I give my props to gummy bears. Lots and lots of gummy bears. Each week, in order to teach these kids, I make it a contest betwix them all, sometimes 4th against 5th graders, sometimes a mix team, and other times captain's choice teams. Either way, it's a very interactive teaching method. A method that would not work without some sort of reward. Toys? No, won't work. Food? Yes, that works. What kind of food? Candy... Yes! Wait, what kind of candy. To a man.. errr... kid, the choice is always "Gummy Bears!!!" (and not the sugarless kind, that won't work, plus the cleansing effect is taboo). Weird how that works out, I give them a choice and they all choose the same candy product every year. I think they talk to each other and some will even request to be in my class. At least I know this to be true from one now teenager who told me his kid brother is bummed because they put him in a different class than mine. "He was looking forward to the gummy bears each week".

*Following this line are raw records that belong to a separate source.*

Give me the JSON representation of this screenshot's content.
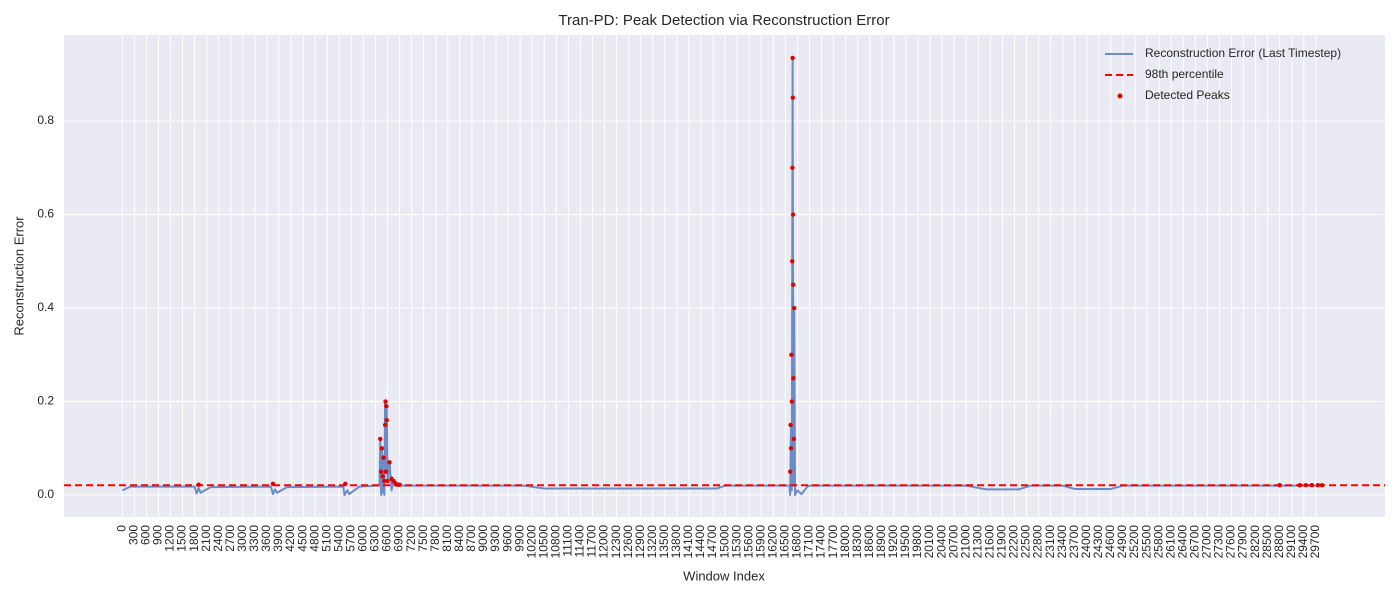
{
  "chart_data": {
    "type": "line",
    "title": "Tran-PD: Peak Detection via Reconstruction Error",
    "x_label": "Window Index",
    "y_label": "Reconstruction Error",
    "xlim": [
      -1450,
      31420
    ],
    "ylim": [
      -0.047,
      0.984
    ],
    "xticks": [
      0,
      300,
      600,
      900,
      1200,
      1500,
      1800,
      2100,
      2400,
      2700,
      3000,
      3300,
      3600,
      3900,
      4200,
      4500,
      4800,
      5100,
      5400,
      5700,
      6000,
      6300,
      6600,
      6900,
      7200,
      7500,
      7800,
      8100,
      8400,
      8700,
      9000,
      9300,
      9600,
      9900,
      10200,
      10500,
      10800,
      11100,
      11400,
      11700,
      12000,
      12300,
      12600,
      12900,
      13200,
      13500,
      13800,
      14100,
      14400,
      14700,
      15000,
      15300,
      15600,
      15900,
      16200,
      16500,
      16800,
      17100,
      17400,
      17700,
      18000,
      18300,
      18600,
      18900,
      19200,
      19500,
      19800,
      20100,
      20400,
      20700,
      21000,
      21300,
      21600,
      21900,
      22200,
      22500,
      22800,
      23100,
      23400,
      23700,
      24000,
      24300,
      24600,
      24900,
      25200,
      25500,
      25800,
      26100,
      26400,
      26700,
      27000,
      27300,
      27600,
      27900,
      28200,
      28500,
      28800,
      29100,
      29400,
      29700
    ],
    "yticks": [
      {
        "value": 0,
        "label": "0.0"
      },
      0.2,
      0.4,
      0.6,
      0.8
    ],
    "grid": true,
    "legend_loc": "upper right",
    "series": [
      {
        "name": "Reconstruction Error (Last Timestep)",
        "kind": "line",
        "color": "#6a8cc7",
        "x": [
          0,
          200,
          1800,
          1850,
          1900,
          1950,
          2200,
          3700,
          3750,
          3800,
          3850,
          4100,
          5500,
          5530,
          5600,
          5650,
          5900,
          6300,
          6400,
          6420,
          6440,
          6460,
          6480,
          6500,
          6520,
          6540,
          6560,
          6580,
          6600,
          6650,
          6700,
          6750,
          6800,
          7000,
          10000,
          10500,
          14800,
          15000,
          16600,
          16620,
          16640,
          16660,
          16680,
          16700,
          16720,
          16740,
          16800,
          16900,
          17050,
          17100,
          21000,
          21500,
          22300,
          22600,
          23400,
          23700,
          24600,
          24900,
          29500,
          29900
        ],
        "values": [
          0.01,
          0.018,
          0.018,
          0.003,
          0.015,
          0.005,
          0.017,
          0.018,
          0.002,
          0.012,
          0.005,
          0.017,
          0.018,
          0,
          0.01,
          0.002,
          0.018,
          0.02,
          0.02,
          0.12,
          0,
          0.1,
          0.005,
          0.08,
          0,
          0.2,
          0.05,
          0.19,
          0.03,
          0.07,
          0.01,
          0.03,
          0.02,
          0.02,
          0.02,
          0.014,
          0.014,
          0.02,
          0.02,
          0,
          0.15,
          0.01,
          0.935,
          0.02,
          0.4,
          0,
          0.01,
          0.002,
          0.018,
          0.02,
          0.02,
          0.012,
          0.012,
          0.02,
          0.02,
          0.013,
          0.013,
          0.02,
          0.02,
          0.02
        ]
      },
      {
        "name": "98th percentile",
        "kind": "hline",
        "color": "#ff0000",
        "value": 0.021
      },
      {
        "name": "Detected Peaks",
        "kind": "scatter",
        "color": "#e00000",
        "x": [
          1900,
          3750,
          5550,
          6420,
          6440,
          6460,
          6480,
          6500,
          6520,
          6540,
          6550,
          6560,
          6570,
          6580,
          6600,
          6650,
          6700,
          6750,
          6800,
          6850,
          6900,
          16620,
          16630,
          16640,
          16650,
          16660,
          16670,
          16675,
          16680,
          16685,
          16690,
          16695,
          16700,
          16710,
          16720,
          28800,
          29300,
          29450,
          29600,
          29750,
          29850
        ],
        "values": [
          0.022,
          0.024,
          0.024,
          0.12,
          0.05,
          0.1,
          0.04,
          0.08,
          0.03,
          0.15,
          0.2,
          0.05,
          0.19,
          0.16,
          0.03,
          0.07,
          0.035,
          0.03,
          0.025,
          0.022,
          0.022,
          0.05,
          0.15,
          0.1,
          0.3,
          0.2,
          0.5,
          0.7,
          0.935,
          0.85,
          0.6,
          0.45,
          0.25,
          0.12,
          0.4,
          0.021,
          0.021,
          0.021,
          0.021,
          0.021,
          0.021
        ]
      }
    ]
  }
}
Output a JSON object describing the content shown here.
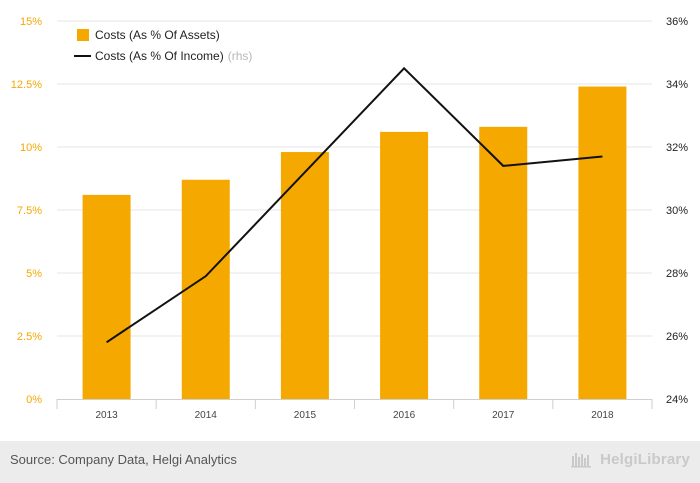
{
  "chart_data": {
    "type": "bar",
    "categories": [
      "2013",
      "2014",
      "2015",
      "2016",
      "2017",
      "2018"
    ],
    "series": [
      {
        "name": "Costs (As % Of Assets)",
        "type": "bar",
        "axis": "left",
        "color": "#f5a800",
        "values": [
          8.1,
          8.7,
          9.8,
          10.6,
          10.8,
          12.4
        ]
      },
      {
        "name": "Costs (As % Of Income)",
        "type": "line",
        "axis": "right",
        "color": "#111111",
        "values": [
          25.8,
          27.9,
          31.2,
          34.5,
          31.4,
          31.7
        ]
      }
    ],
    "y_left": {
      "range": [
        0,
        15
      ],
      "ticks": [
        0,
        2.5,
        5,
        7.5,
        10,
        12.5,
        15
      ],
      "tick_labels": [
        "0%",
        "2.5%",
        "5%",
        "7.5%",
        "10%",
        "12.5%",
        "15%"
      ]
    },
    "y_right": {
      "range": [
        24,
        36
      ],
      "ticks": [
        24,
        26,
        28,
        30,
        32,
        34,
        36
      ],
      "tick_labels": [
        "24%",
        "26%",
        "28%",
        "30%",
        "32%",
        "34%",
        "36%"
      ]
    },
    "legend": {
      "placement": "top-left",
      "items": [
        {
          "label": "Costs (As % Of Assets)",
          "suffix": ""
        },
        {
          "label": "Costs (As % Of Income)",
          "suffix": "(rhs)"
        }
      ]
    },
    "grid": true
  },
  "footer": {
    "source": "Source: Company Data, Helgi Analytics",
    "brand": "HelgiLibrary"
  }
}
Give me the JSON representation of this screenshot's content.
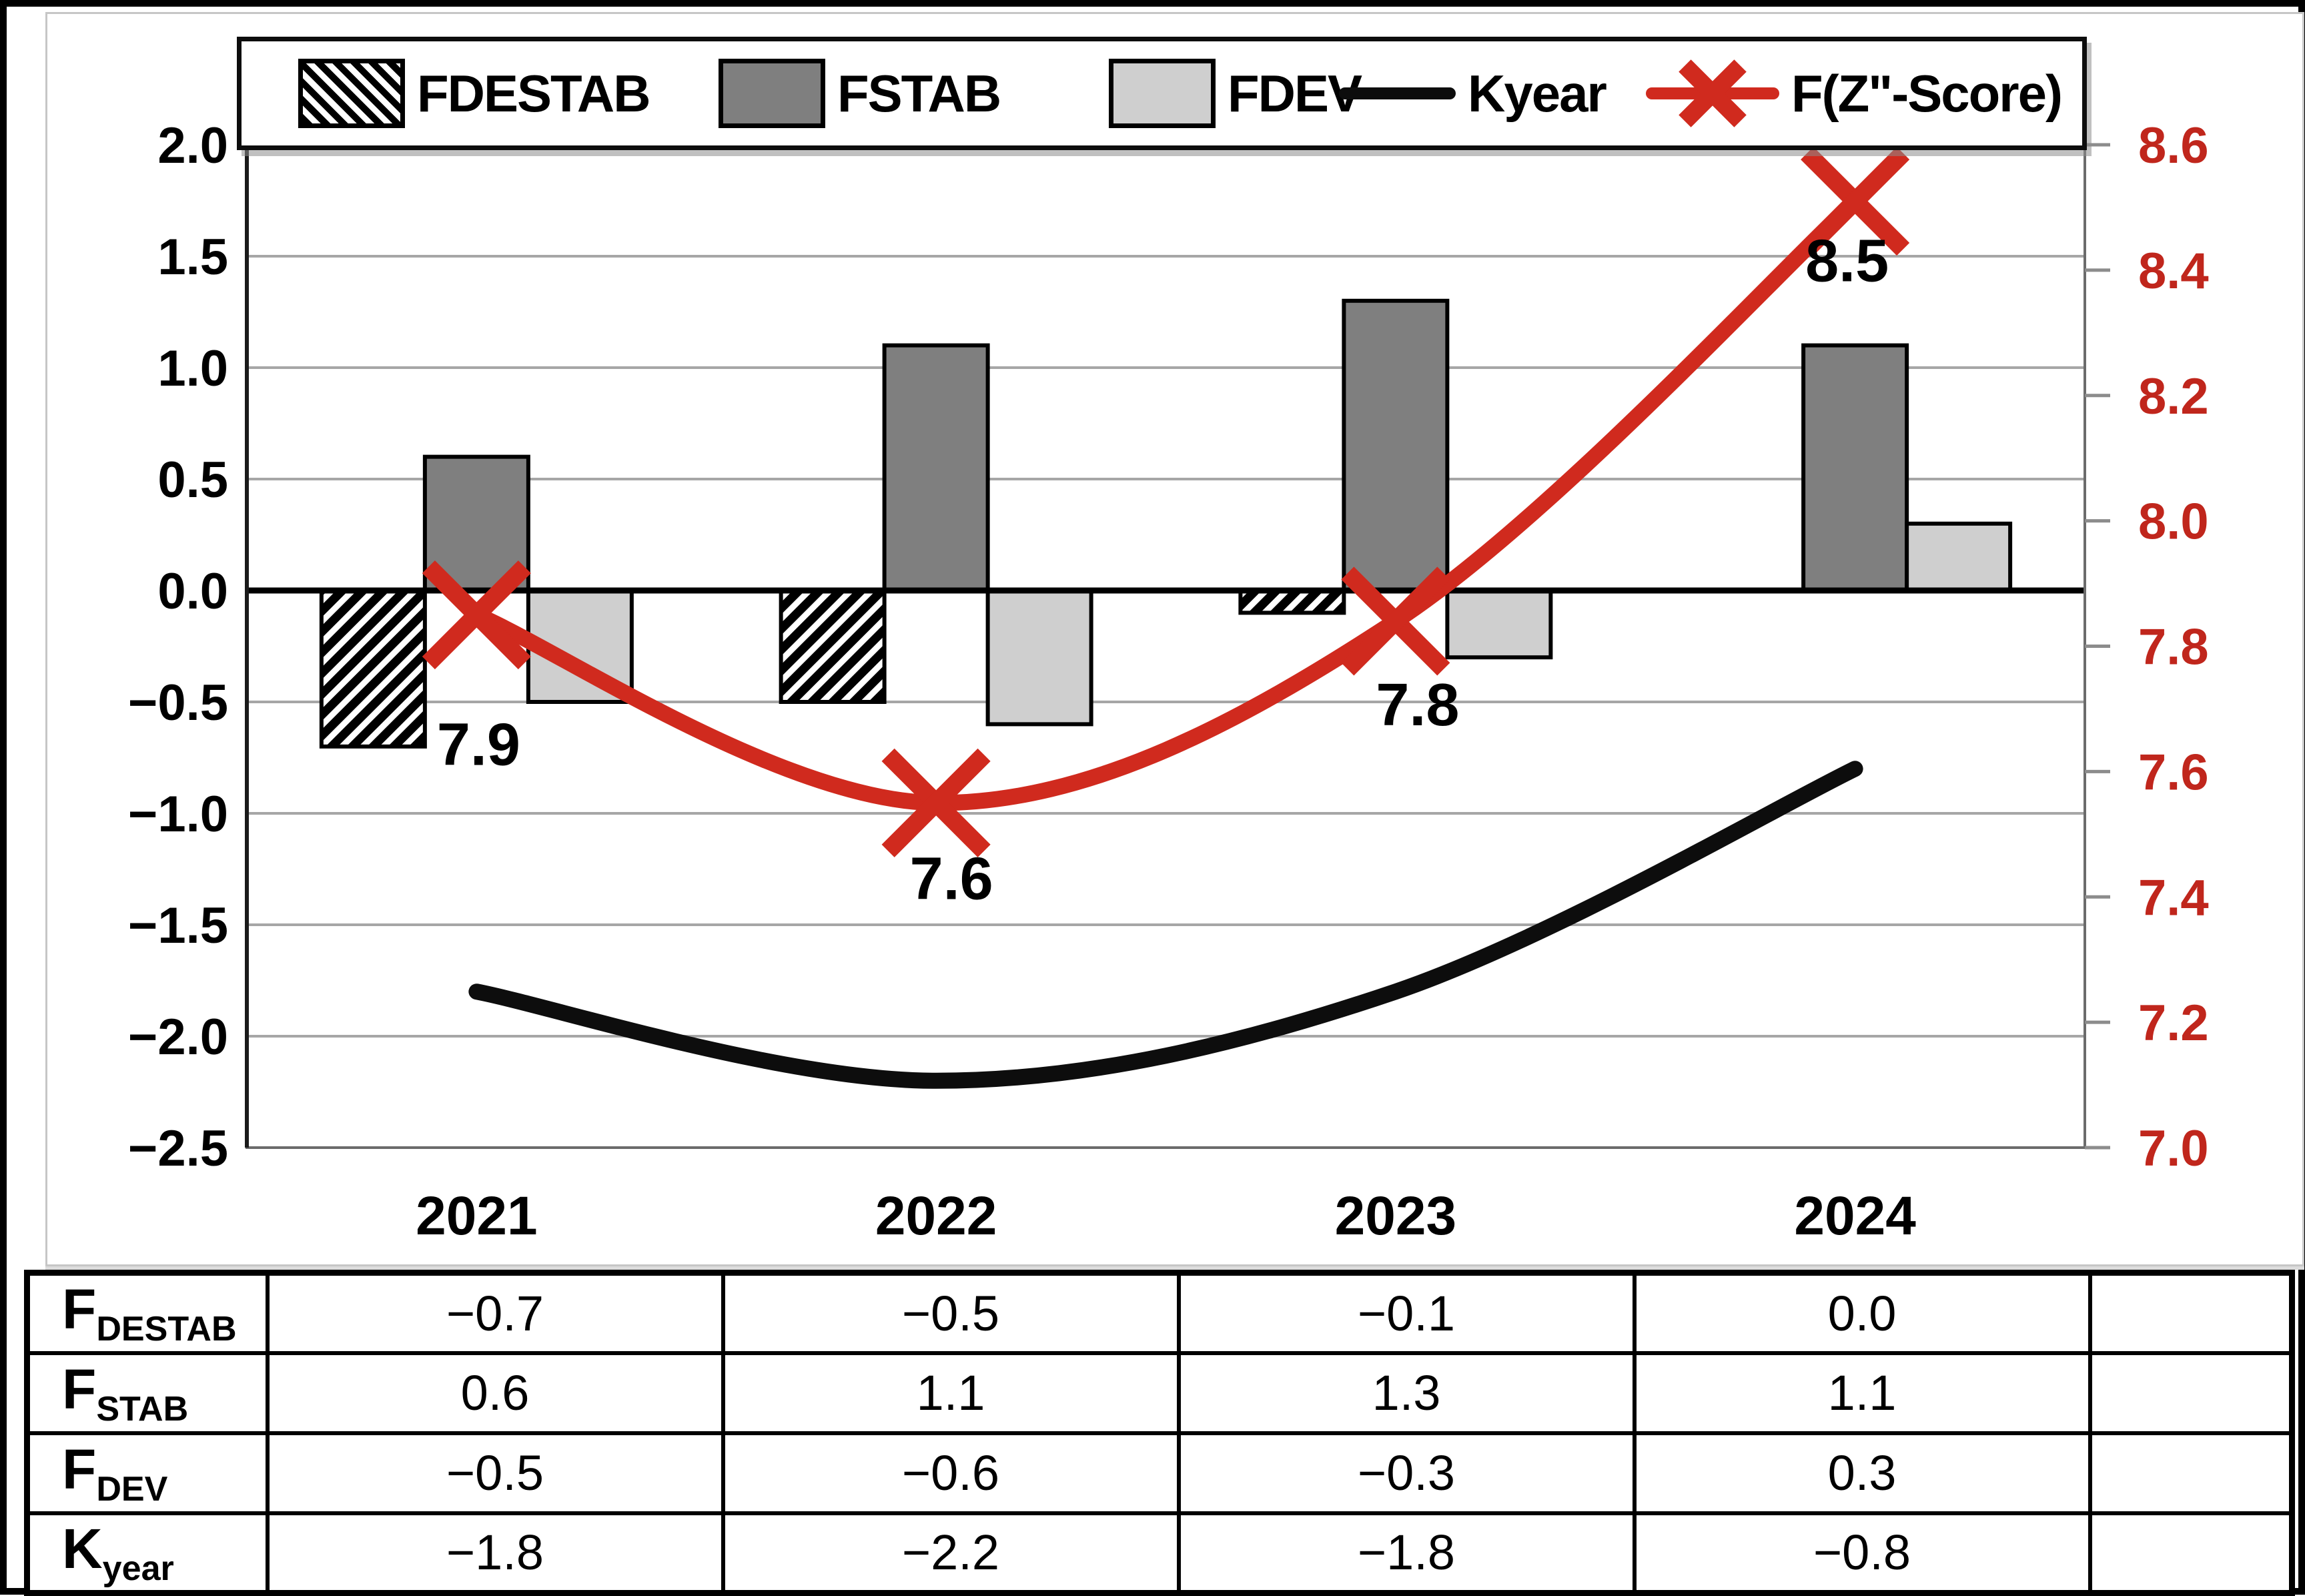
{
  "colors": {
    "accent_red": "#d02a1e",
    "right_axis_red": "#c0261c",
    "bar_dark_gray": "#7f7f7f",
    "bar_light_gray": "#cfcfcf",
    "black": "#0d0d0d",
    "gridline_gray": "#a6a6a6",
    "frame_gray": "#6b6b6b"
  },
  "legend": {
    "items": [
      {
        "label": "FDESTAB",
        "swatch": "hatch"
      },
      {
        "label": "FSTAB",
        "swatch": "dark"
      },
      {
        "label": "FDEV",
        "swatch": "light"
      },
      {
        "label": "Kyear",
        "swatch": "black-line"
      },
      {
        "label": "F(Z\"-Score)",
        "swatch": "red-line-x"
      }
    ]
  },
  "chart_data": {
    "type": "combo",
    "categories": [
      "2021",
      "2022",
      "2023",
      "2024"
    ],
    "bar_series": [
      {
        "name": "FDESTAB",
        "style": "diagonal-hatch",
        "axis": "left",
        "values": [
          -0.7,
          -0.5,
          -0.1,
          0.0
        ]
      },
      {
        "name": "FSTAB",
        "style": "dark-gray",
        "axis": "left",
        "values": [
          0.6,
          1.1,
          1.3,
          1.1
        ]
      },
      {
        "name": "FDEV",
        "style": "light-gray",
        "axis": "left",
        "values": [
          -0.5,
          -0.6,
          -0.3,
          0.3
        ]
      }
    ],
    "line_series": [
      {
        "name": "Kyear",
        "axis": "left",
        "style": "black-smooth",
        "marker": "none",
        "values": [
          -1.8,
          -2.2,
          -1.8,
          -0.8
        ]
      },
      {
        "name": "F(Z\"-Score)",
        "axis": "right",
        "style": "red-smooth",
        "marker": "x",
        "values": [
          7.9,
          7.6,
          7.8,
          8.5
        ],
        "plotted_values": [
          7.85,
          7.55,
          7.84,
          8.51
        ],
        "point_labels": [
          "7.9",
          "7.6",
          "7.8",
          "8.5"
        ]
      }
    ],
    "left_axis": {
      "min": -2.5,
      "max": 2.0,
      "tick_labels": [
        "2.0",
        "1.5",
        "1.0",
        "0.5",
        "0.0",
        "−0.5",
        "−1.0",
        "−1.5",
        "−2.0",
        "−2.5"
      ],
      "tick_values": [
        2.0,
        1.5,
        1.0,
        0.5,
        0.0,
        -0.5,
        -1.0,
        -1.5,
        -2.0,
        -2.5
      ]
    },
    "right_axis": {
      "min": 7.0,
      "max": 8.6,
      "tick_labels": [
        "8.6",
        "8.4",
        "8.2",
        "8.0",
        "7.8",
        "7.6",
        "7.4",
        "7.2",
        "7.0"
      ],
      "tick_values": [
        8.6,
        8.4,
        8.2,
        8.0,
        7.8,
        7.6,
        7.4,
        7.2,
        7.0
      ]
    },
    "grid": true,
    "legend_position": "top"
  },
  "table": {
    "rows": [
      {
        "label_base": "F",
        "label_sub": "DESTAB",
        "values": [
          "−0.7",
          "−0.5",
          "−0.1",
          "0.0"
        ]
      },
      {
        "label_base": "F",
        "label_sub": "STAB",
        "values": [
          "0.6",
          "1.1",
          "1.3",
          "1.1"
        ]
      },
      {
        "label_base": "F",
        "label_sub": "DEV",
        "values": [
          "−0.5",
          "−0.6",
          "−0.3",
          "0.3"
        ]
      },
      {
        "label_base": "K",
        "label_sub": "year",
        "values": [
          "−1.8",
          "−2.2",
          "−1.8",
          "−0.8"
        ]
      }
    ]
  }
}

Last week, one kid was walking past me with his family. He saw me the last minute and shouted "Hey look, it's the Gummy Bear Man!" and rushed over to give me a high five. His Dad winked at me, his Mom smiled, and his older sibilings just gave the typical "Whatever" look. Gummy Bears. Hmmmm... so innocent and childlike... maybe the Astros are on to something here.
Because you know, they have no chance of winning any road games ever again this season. None, nada, ziltch, zippo!